Geometric shift–aware uncertainty quantification for discharge coefficient prediction of triangular planform weirs
Zeroual Abdelatif, Fourar AliAbstract
Reliable estimation of the discharge coefficient Cd is central to sharp-crested weir hydraulics, yet data-driven models are commonly evaluated with random train-test splits that can overstate generalization when experiments are structured by discrete geometries. Using a reconstructed run-level dataset for triangular planform weirs (n=123) spanning vertex angles θ ∈{30o,60 o,90 o,120 o,150 o,180 o }, this study benchmarks tabular regression under (i) random 80/20 splitting, which represents interpolation within a mixed-geometry dataset, and (ii) a leave-one-angle-out (LOAO) protocol that enforces geometric domain shift. Dimensionless predictors are derived from Buckingham-π reasoning and formulated to remain numerically stable as θ →180°. Under random splitting, gradient boosting achieves high accuracy, whereas LOAO reveals substantially weaker generalization, with the largest errors near the θ = 180° regime transition. For uncertainty quantification, global split conformal intervals are near-nominal under random splits but severely under-cover under LOAO, indicating that calibration residuals are not transferable across geometries.
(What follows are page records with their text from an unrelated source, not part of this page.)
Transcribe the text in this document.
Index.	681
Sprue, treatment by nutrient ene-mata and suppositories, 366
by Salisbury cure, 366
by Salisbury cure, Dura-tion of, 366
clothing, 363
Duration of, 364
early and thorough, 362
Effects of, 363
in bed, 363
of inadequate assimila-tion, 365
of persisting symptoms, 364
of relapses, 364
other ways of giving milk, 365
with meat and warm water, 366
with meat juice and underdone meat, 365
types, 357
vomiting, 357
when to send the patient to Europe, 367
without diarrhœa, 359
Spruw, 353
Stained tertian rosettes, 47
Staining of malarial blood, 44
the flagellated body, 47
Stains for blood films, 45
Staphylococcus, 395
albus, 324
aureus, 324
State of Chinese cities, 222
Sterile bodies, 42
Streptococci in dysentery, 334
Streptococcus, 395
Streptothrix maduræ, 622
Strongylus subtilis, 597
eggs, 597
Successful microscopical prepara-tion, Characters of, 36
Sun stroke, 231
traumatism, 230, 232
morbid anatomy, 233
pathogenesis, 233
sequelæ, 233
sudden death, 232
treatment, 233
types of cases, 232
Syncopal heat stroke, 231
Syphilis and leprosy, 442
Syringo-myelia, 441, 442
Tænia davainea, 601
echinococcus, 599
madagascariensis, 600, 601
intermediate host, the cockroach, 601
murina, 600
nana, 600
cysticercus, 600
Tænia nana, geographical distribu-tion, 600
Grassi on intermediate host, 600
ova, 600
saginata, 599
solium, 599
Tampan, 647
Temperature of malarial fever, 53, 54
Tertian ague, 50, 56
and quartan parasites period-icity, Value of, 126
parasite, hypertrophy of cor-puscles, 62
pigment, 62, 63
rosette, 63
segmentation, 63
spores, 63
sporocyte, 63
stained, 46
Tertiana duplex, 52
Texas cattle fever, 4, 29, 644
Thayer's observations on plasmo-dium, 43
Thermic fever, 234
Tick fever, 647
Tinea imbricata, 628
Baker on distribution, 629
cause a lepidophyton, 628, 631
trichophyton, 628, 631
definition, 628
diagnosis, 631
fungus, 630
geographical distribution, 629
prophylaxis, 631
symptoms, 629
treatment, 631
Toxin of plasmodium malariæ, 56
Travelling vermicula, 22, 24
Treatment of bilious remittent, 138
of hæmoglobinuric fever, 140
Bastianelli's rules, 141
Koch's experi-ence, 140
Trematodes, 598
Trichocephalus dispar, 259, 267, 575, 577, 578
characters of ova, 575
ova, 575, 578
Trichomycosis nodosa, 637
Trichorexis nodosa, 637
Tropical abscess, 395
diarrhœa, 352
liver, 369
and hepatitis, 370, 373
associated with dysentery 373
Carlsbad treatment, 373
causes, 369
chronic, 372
CV-pooled residual calibration restores LOAO coverage at the cost of substantially wider intervals. Finally, combining k-nearest-neighbor distance-based out-of-distribution detection with a two-tier interval policy yields intermediate operating points that better balance reliability and sharpness when deploying beyond the calibration envelope. Overall, the results indicate that apparently strong interpolation performance can conceal important geometric extrapolation failures, and that safe deployment on novel weir geometries requires explicitly shift-aware uncertainty quantification.